Quand dire ne suffit pas. Pouvoir d’agir discursif et amputation épistémique dans la maladie de Sjögren
Author(s)
Grosjean, Alice
University of Geneva, University of Neuchâtel, Université de Neuchâtel
Date issued
June 2026
Number of pages
249
Abstract
Ce mémoire examine la manière dont les personnes vivant avec la maladie de Sjögren mobilisent la parole dans leur travail de maladie, face à l’invisibilité symptomatique, à la faible intelligibilité sociale de leur expérience et aux contraintes de crédibilité qui traversent les contextes médicaux, sociaux et relationnels. Certaines maladies ne s’imposent pas au regard : elles traversent le corps, organisent le quotidien, limitent l’action et altèrent les relations, sans offrir à autrui des signes immédiatement lisibles. La maladie de Sjögren appartient à ces formes de chronicité dont l’expérience peut être profondément invalidante tout en demeurant largement invisible. Lorsque le corps ne suffit pas à rendre l’état perceptible pour autrui, une part centrale du travail imposé par la chronicité se déplace vers l’activité discursive. La parole devient alors un moyen nécessaire pour dire l’état du corps et agir sur les situations. Mais cette activité discursive se déploie sous contrainte. Dire expose au doute, à la minimisation ou à la psychologisation. Ainsi, la parole est une activité située, adressée et surtout risquée : sa portée dépend des conditions de recevabilité dans lesquelles elle peut se déployer.
Ancré dans la psychologie socioculturelle, le dialogisme bakhtinien, la psychologie discursive et la clinique de l’activité, ce travail propose de penser la parole comme activité médiée et susceptible de développement et non comme simple expression d’un vécu déjà constitué. Il définit le travail discursif comme une composante centrale du travail de maladie chronique : une activité par laquelle les personnes cherchent à mettre en mots et à faire reconnaître une expérience difficile à rendre intelligible. Cette recherche interroge ainsi les conditions dans lesquelles cette activité discursive ouvre ou non un pouvoir d’agir discursif. L’enquête repose sur un dispositif qualitatif en deux entretiens auprès de cinq personnes vivant avec la maladie de Sjögren, incluant une ligne de vie et un schéma corporel comme médiations d’élaboration.
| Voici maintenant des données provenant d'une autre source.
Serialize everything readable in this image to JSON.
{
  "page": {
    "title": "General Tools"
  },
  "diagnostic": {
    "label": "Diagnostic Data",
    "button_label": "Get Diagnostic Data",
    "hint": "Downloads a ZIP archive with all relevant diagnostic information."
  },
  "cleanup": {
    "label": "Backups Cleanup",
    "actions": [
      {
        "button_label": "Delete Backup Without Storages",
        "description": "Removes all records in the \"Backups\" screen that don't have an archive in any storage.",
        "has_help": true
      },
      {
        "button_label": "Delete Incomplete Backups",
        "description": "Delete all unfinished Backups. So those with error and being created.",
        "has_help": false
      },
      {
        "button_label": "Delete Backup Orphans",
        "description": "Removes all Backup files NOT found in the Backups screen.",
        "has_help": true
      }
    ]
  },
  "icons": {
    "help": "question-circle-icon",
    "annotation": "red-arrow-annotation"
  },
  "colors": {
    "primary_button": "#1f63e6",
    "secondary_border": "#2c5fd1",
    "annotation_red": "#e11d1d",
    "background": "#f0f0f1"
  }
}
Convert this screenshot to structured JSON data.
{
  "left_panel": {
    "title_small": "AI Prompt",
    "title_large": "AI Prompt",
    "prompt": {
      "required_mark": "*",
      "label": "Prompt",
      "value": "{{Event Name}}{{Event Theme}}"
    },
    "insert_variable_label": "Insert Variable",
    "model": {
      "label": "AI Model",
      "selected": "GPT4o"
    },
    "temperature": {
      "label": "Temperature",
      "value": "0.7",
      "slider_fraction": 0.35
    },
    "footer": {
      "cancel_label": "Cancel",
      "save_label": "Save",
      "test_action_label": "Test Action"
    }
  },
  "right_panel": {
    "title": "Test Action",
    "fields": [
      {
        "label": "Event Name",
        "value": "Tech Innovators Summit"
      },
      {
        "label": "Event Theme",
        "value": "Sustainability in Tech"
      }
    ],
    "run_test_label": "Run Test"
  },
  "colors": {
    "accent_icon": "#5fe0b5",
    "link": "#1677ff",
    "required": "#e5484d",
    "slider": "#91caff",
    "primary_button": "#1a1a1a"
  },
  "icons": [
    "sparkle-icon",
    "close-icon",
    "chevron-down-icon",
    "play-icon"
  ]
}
L’analyse montre que les pratiques discursives des participantes ne relèvent pas d’un simple effort de communication. Elles forment un travail soutenu, coûteux et dynamique, dans lequel s’articulent trois dimensions interdépendantes : le travail sémiotique, le travail relationnel et le travail de frontière. Les participantes doivent rendre dicible une expérience instable, ajuster leur parole à des interlocuteur·rices diversement réceptif·ves, arbitrer entre exposition et protection, et maintenir une fidélité au vécu tout en répondant aux exigences de recevabilité sociale.
Les résultats mettent en évidence que ce travail discursif ne permet pas automatiquement le développement d’un pouvoir d’agir discursif. Lorsqu’il peut s’appuyer sur des médiations tenables, des conditions d’adresse non disqualifiantes et des possibilités de reprise, il permet d’élaborer l’expérience, de la stabiliser, de la partager et parfois de transformer la situation. Mais lorsque ces conditions font défaut, la parole peut rester active, répétée et coûteuse sans ouvrir de nouveaux possibles d’action. Le vécu continue alors de travailler le sujet sans parvenir à se stabiliser comme pensée et expérience partageables ni comme ressource d’action.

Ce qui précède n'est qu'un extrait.